Sonraki aylarda Rus devleti uluslararası arenada kınanacak şekilde davranmaya devam etti ve Avrupa’da Rus düşmanlığı yaygınlaştı. O zamanlar Birleşik Krallık’ta okuyordum ve bunu ilk elden yaşadım. Kendimi defalarca “Putin’e oy vermedim.” ve “Savaşı desteklemiyorum.” derken buldum. Londra’da bir konser salonunun dışındayken arkadaşlarım bir grubun üyelerine Rusya’da ne zaman konser vereceklerini sordu. Şarkıcının sert yanıtı “Uçakları havaya uçurmayı bıraktığınız zaman.” oldu. O yazın başlarında Doğu Ukrayna üzerinde Rus yanlısı isyancılar tarafından düşürülen Malezya Havayolları uçağına atıfta bulunuyordu. Tabiî ki bir grup genç olarak bu trajediden sorumlu olmadığımızı biliyorduk ancak şarkıcının yorumları yine de canımı yaktı.
Rus hükümetinin acımasız eylemleri, sadece Rus düşmanlığını körükleyerek ve küresel toplumu bize karşı çevirerek biz sıradan Rusları incitmedi. Bu kadar çok kişiye bu kadar acı çektiren bu eylemler, hayatımızı da çok daha somut şekillerde felce uğrattı.

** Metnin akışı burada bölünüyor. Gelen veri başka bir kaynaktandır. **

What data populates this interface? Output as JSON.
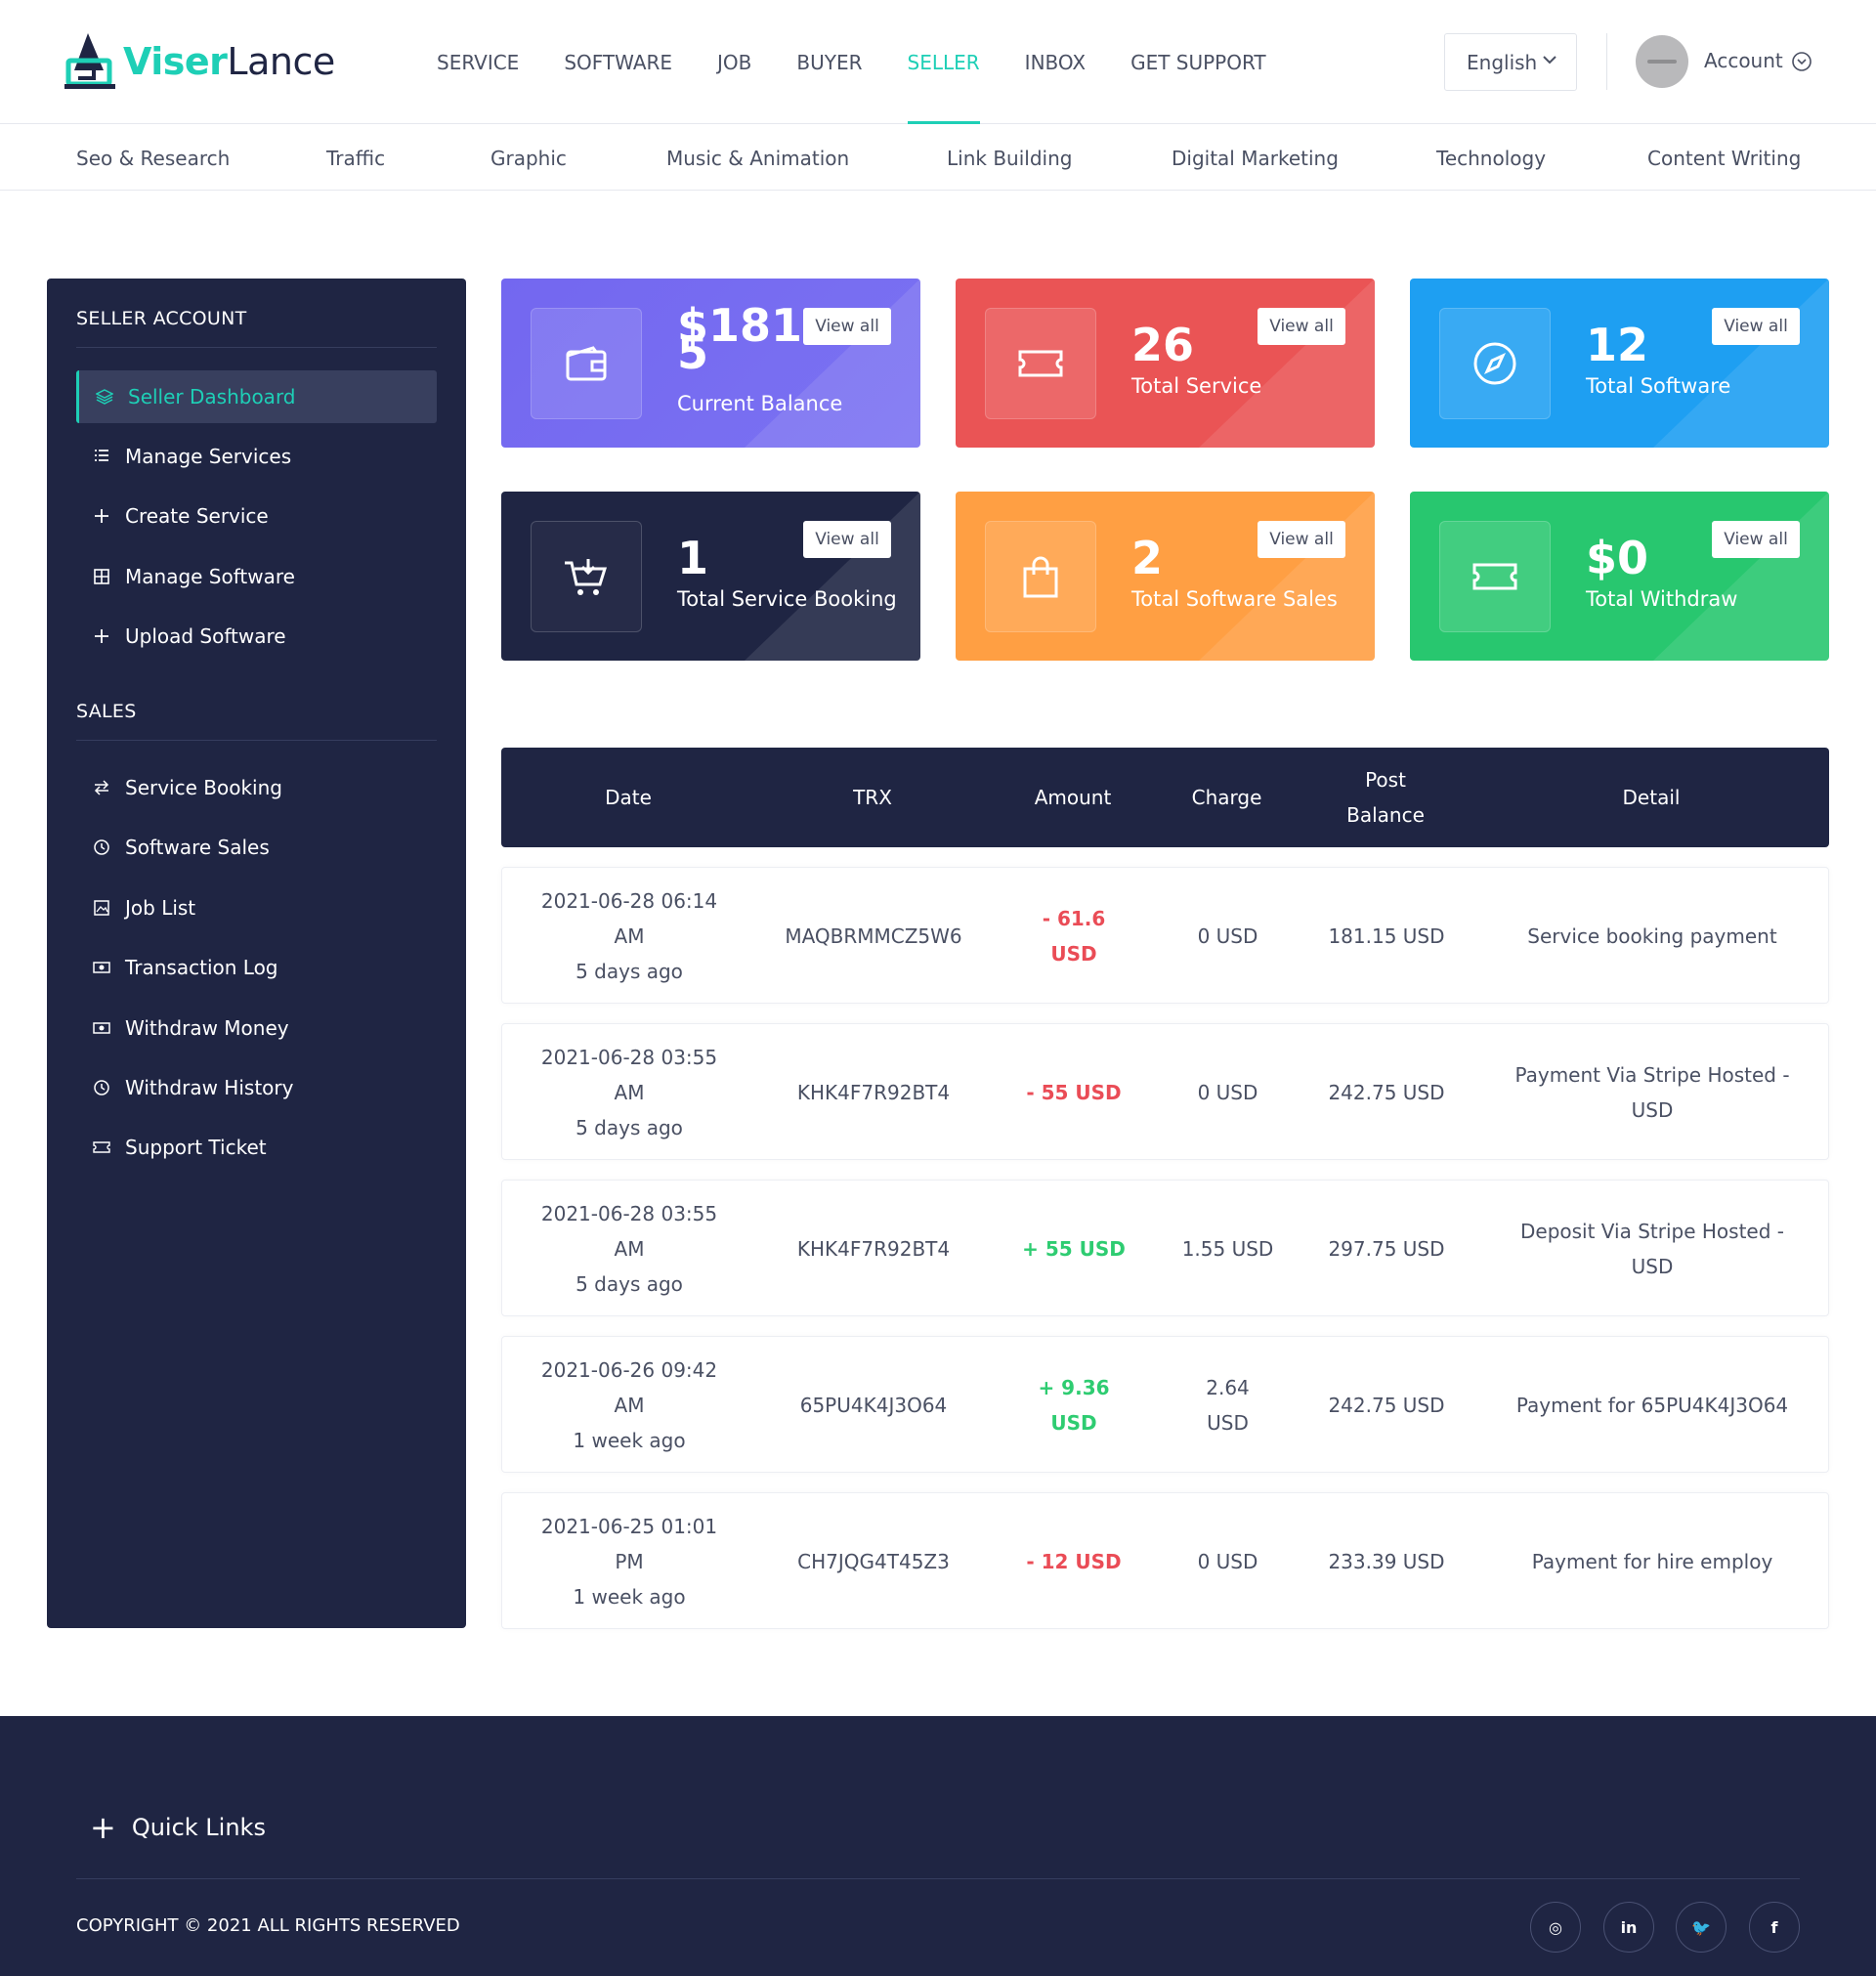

Kırım’ın ilhakı sırasında Londra’nın merkezinden Heathrow Havalimanı’na bir taksiye bindim. Bir saatlik bu yolculuk boyunca, İngiliz sterlini ile Rus rublesi arasındaki döviz kurunu tazelemeye devam ettim ve korku içinde artışı izledim. Sonunda havaalanına ulaştığımda, pound 115 ruble değerindeydi.Birkaç ay öncesine göre yüzde 155’lik bir artış.
Aniden, hükümetimin yaptığı ve üzerinde kontrolüm olmayan bir şey yüzünden hayatım, eğitimim, geleceğim tehlikedeydi. Ailemin turizm işi felç oldu. Rus para birimindeki tüm birikimlerimizle, başka bir ülkedeki eğitim maliyeti, yaşam maliyeti, kira maliyeti neredeyse iki katına çıkmıştı. İngiltere’de kalıp soframa yemek koymaya devam edip edemeyeceğimden emin değildim.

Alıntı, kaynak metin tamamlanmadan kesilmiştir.